Ruidoso New Mexico Area

Ruidoso

Ruidoso lies in the Sierra Blanca mountain range of south-central New Mexico, where it merges with the Sacramento Mountains to the south. Ruidoso is a mountain resort community close to the slopes of Ski Apache, the Mescalero Apache Tribe-owned ski resort on Sierra Blanca, a 12,000-foot mountain. The tribe also operates the Inn of the Mountain Gods resort in the area, which includes a casino, hotel, and golf course. Ruidoso is the largest community in Lincoln County, and serves as the regional economic hub. The village received its name from the Rio Ruidoso (Spanish for “Noisy River”), a small stream that weaves through the city.

At nearly 7000′ elevation, Ruidoso is a great summer destination due to milder temperatures, particularly at night. A lot of frontier history can be explored in and around the area and there are numerous other things to do including exploration of nearby mountain villiages, White Sands, and the White Sands Missle Range to name a few. The Trinity Site, location of the first detonation of a nuclear weapon is also nearby. It was conducted by the United States Army at 5:29 a.m. on July 16, 1945, as part of the Manhattan Project.
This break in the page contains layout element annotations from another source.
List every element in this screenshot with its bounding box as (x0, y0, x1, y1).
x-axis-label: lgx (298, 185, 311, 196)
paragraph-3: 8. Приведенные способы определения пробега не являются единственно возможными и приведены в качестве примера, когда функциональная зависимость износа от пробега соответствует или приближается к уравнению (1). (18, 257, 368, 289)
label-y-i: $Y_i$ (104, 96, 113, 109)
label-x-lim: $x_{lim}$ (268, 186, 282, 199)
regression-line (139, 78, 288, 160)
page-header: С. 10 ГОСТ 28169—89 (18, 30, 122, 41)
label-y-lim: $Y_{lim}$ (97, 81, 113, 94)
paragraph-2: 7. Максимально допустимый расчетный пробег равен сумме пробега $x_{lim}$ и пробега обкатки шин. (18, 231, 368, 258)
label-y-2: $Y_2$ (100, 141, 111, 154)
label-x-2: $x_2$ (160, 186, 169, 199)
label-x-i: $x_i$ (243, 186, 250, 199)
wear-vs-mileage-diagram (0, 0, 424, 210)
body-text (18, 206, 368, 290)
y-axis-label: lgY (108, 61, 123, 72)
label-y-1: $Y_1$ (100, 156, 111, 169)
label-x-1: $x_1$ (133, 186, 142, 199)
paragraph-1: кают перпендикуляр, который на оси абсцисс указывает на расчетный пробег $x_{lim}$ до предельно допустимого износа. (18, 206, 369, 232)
This site is open to the public two time a year but we have been told it can be difficult to be one of the limited few who manage to get it.

We had the extra treat of having our daughter, Amanda, join us for a few days here then travel on to Albuquerque with us.

Ruidoso Downs

Ruidoso Downs has been the home of the World’s Richest Quarter Horse Race since the All American Futurity was first contested on Labor Day in 1959 with a $129,000 purse. This past summer the Rainbow Futurity and the Rainbow Derby were on track to become $1,000,000 races. It is the only horse track in the United States and Europe that has a separate quarter horse straightaway and oval thoroughbred track giving spectators a unique venue.